Implementing Custom Sources and Sinks - Hazelcast Jet Reference Manual

One of the main concerns when writing custom sources is that the source is typically distributed across multiple machines and partitions, and the work needs to be distributed across multiple members and processors.

Jet provides a flexible ProcessorMetaSupplier and ProcessorSupplier API which can be used to control how a source is distributed across the network.

The procedure for generating Processor instances is as follows:

The ProcessorMetaSupplier for the Vertex is serialized and sent to the coordinating member.
The coordinator calls ProcessorMetaSupplier.get() once for each member in the cluster and a ProcessorSupplier is created for each member.
The ProcessorSupplier for each member is serialized and sent to that member.
Each member will call its own ProcessorSupplier with the correct count parameter, which corresponds to the localParallelism setting of that vertex.

Example - Distributed Integer Generator

Let's say we want to write a simple source that will generate numbers from 0 to 1,000,000 (exclusive). It is trivial to write a single Processor which can do this using java.util.stream and Traverser.

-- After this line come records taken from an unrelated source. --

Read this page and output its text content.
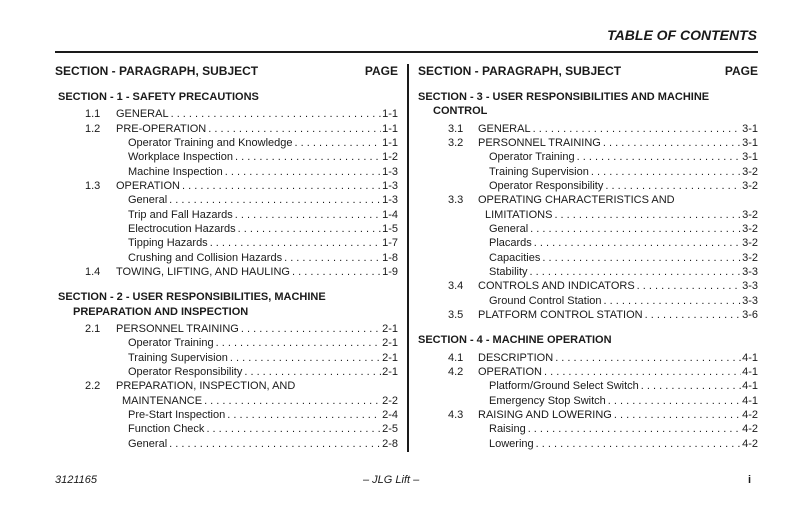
TABLE OF CONTENTS
SECTION - PARAGRAPH, SUBJECT	PAGE
SECTION - 1 - SAFETY PRECAUTIONS
1.1 GENERAL . . .	1-1
1.2 PRE-OPERATION . . .	1-1
Operator Training and Knowledge . . .	1-1
Workplace Inspection . . .	1-2
Machine Inspection . . .	1-3
1.3 OPERATION . . .	1-3
General . . .	1-3
Trip and Fall Hazards . . .	1-4
Electrocution Hazards . . .	1-5
Tipping Hazards . . .	1-7
Crushing and Collision Hazards . . .	1-8
1.4 TOWING, LIFTING, AND HAULING . . .	1-9
SECTION - 2 - USER RESPONSIBILITIES, MACHINE
PREPARATION AND INSPECTION
2.1 PERSONNEL TRAINING . . .	2-1
Operator Training . . .	2-1
Training Supervision . . .	2-1
Operator Responsibility . . .	2-1
2.2 PREPARATION, INSPECTION, AND
MAINTENANCE . . .	2-2
Pre-Start Inspection . . .	2-4
Function Check . . .	2-5
General . . .	2-8
SECTION - PARAGRAPH, SUBJECT	PAGE
SECTION - 3 - USER RESPONSIBILITIES AND MACHINE
CONTROL
3.1 GENERAL . . .	3-1
3.2 PERSONNEL TRAINING . . .	3-1
Operator Training . . .	3-1
Training Supervision . . .	3-2
Operator Responsibility . . .	3-2
3.3 OPERATING CHARACTERISTICS AND
LIMITATIONS . . .	3-2
General . . .	3-2
Placards . . .	3-2
Capacities . . .	3-2
Stability . . .	3-3
3.4 CONTROLS AND INDICATORS . . .	3-3
Ground Control Station . . .	3-3
3.5 PLATFORM CONTROL STATION . . .	3-6
SECTION - 4 - MACHINE OPERATION
4.1 DESCRIPTION . . .	4-1
4.2 OPERATION . . .	4-1
Platform/Ground Select Switch . . .	4-1
Emergency Stop Switch . . .	4-1
4.3 RAISING AND LOWERING . . .	4-2
Raising . . .	4-2
Lowering . . .	4-2
3121165	– JLG Lift –	i
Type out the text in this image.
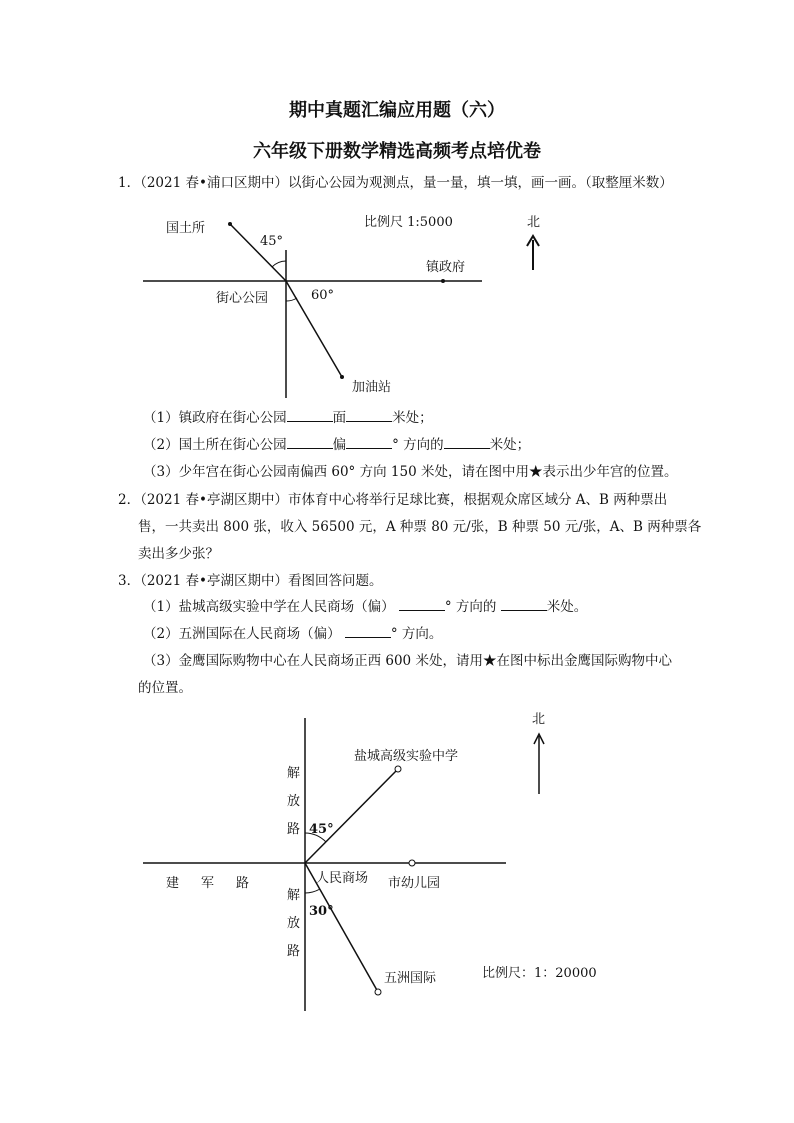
期中真题汇编应用题（六）
六年级下册数学精选高频考点培优卷
1．（2021 春•浦口区期中）以街心公园为观测点，量一量，填一填，画一画。（取整厘米数）
国土所	比例尺 1:5000	北
45°
镇政府
街心公园	60°
加油站
（1）镇政府在街心公园	面	米处；
（2）国土所在街心公园	偏	° 方向的	米处；
（3）少年宫在街心公园南偏西 60° 方向 150 米处，请在图中用★表示出少年宫的位置。
2．（2021 春•亭湖区期中）市体育中心将举行足球比赛，根据观众席区域分 A、B 两种票出
售，一共卖出 800 张，收入 56500 元，A 种票 80 元/张，B 种票 50 元/张，A、B 两种票各
卖出多少张？
3．（2021 春•亭湖区期中）看图回答问题。
（1）盐城高级实验中学在人民商场（偏）	° 方向的	米处。
（2）五洲国际在人民商场（偏）	° 方向。
（3）金鹰国际购物中心在人民商场正西 600 米处，请用★在图中标出金鹰国际购物中心
的位置。
北
盐城高级实验中学
解
放
路 45°
建 军 路	人民商场 市幼儿园
解
30°
放
路
五洲国际	比例尺：1：20000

class GenerateNumbersP extends AbstractProcessor {

    private final Traverser<Integer> traverser;

    GenerateNumbersP(int upperBound) {
        traverser = Traversers.traverseStream(IntStream.range(0, upperBound).boxed());
    }

    @Override
    public boolean complete() {
        return emitFromTraverser(traverser);
    }
}

Now we can build our DAG and execute it:

JetInstance jet = Jet.newJetInstance();

int upperBound = 10;
DAG dag = new DAG();
Vertex generateNumbers = dag.newVertex("generate-numbers",
        () -> new GenerateNumbersP(upperBound));
Vertex logInput = dag.newVertex("log-input",
        DiagnosticProcessors.writeLogger(i -> "Received number: " + i));
dag.edge(Edge.between(generateNumbers, logInput));

try {
    jet.newJob(dag).execute().get();
} finally {
    Jet.shutdownAll();
}

When you run this code, you will see the output as below:

Received number: 4
Received number: 0
Received number: 3
Received number: 2
Received number: 2
Received number: 2

Since we are using the default parallelism setting on this vertex, several instances of the source processor were created, all of which generated the same sequence of values. Generally we want the ability to parallelize the source vertex, so we have to make each processor emit only a slice of the total data set.

So far we've used the simplest approach to creating processors: a DistributeSupplier<Processor> function that keeps returning equal instances of processors. Now we'll step up to Jet's custom interface that gives us the ability to provide a list of separately configured processors: ProcessorSupplier and its method get(int processorCount).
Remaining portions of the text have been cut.